We are grateful to have had such a loving and loved shepherd in our Central Valley, a genuine image of the servant Lord, who was ever meek and humble of heart, compassionate toward the multitudes. Would that we could have innumerable Francis A. Quinns in the chancery offices throughout this land. Although he would probably be the last ever to know it, he was one of those favored ones who in his life let us see what a sacrament really is. He never argued about what the spirit of Vatican II was. He simply lived it; and by watching him, we discovered it.

17 years 9 months ago
Many thanks for Bishop Francis A. Quinn’s article, “A Looming Crisis of Faith” (4/7). It articulates concerns that, until the bishop expressed them, have evoked inchoate grief among many Catholics.

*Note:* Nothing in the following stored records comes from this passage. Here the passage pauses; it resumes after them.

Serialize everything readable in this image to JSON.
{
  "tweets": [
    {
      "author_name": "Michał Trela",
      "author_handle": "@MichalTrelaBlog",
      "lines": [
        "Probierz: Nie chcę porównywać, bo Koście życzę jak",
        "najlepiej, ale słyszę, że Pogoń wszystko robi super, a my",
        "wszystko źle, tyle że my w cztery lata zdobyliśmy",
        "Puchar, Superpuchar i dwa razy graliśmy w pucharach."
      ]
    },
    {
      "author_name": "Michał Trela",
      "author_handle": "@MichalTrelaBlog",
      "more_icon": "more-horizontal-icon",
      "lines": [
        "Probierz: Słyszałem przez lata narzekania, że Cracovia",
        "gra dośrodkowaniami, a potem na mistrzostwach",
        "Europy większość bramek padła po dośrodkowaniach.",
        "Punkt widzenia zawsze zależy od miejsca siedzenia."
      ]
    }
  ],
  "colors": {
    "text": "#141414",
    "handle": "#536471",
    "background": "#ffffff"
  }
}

In addition to the concern the bishop notes about religious wars among faiths, there is concern about “religious wars” within the church. The faith needs, as the bishop says, liberal and progressive Catholics and conservative, traditional Catholics. And the faith needs to look for the Holy Spirit in discussions among Catholics of different attitudes and outlooks. But it often finds instead wars of words and verbal abuse.

17 years 9 months ago
Thanks to Bishop Francis A. Quinn for his excellent article (4/7).

In a very skillful and precise manner, he explained the “Looming Crisis of Faith” in the institutional church today. I profited greatly by his honest evaluation of what is taking place in the church today as compared with the manner in which the church was enclosed and turned in on itself in previous generations. I was especially pleased with his quotations, particularly the last one from Carlo Carretto.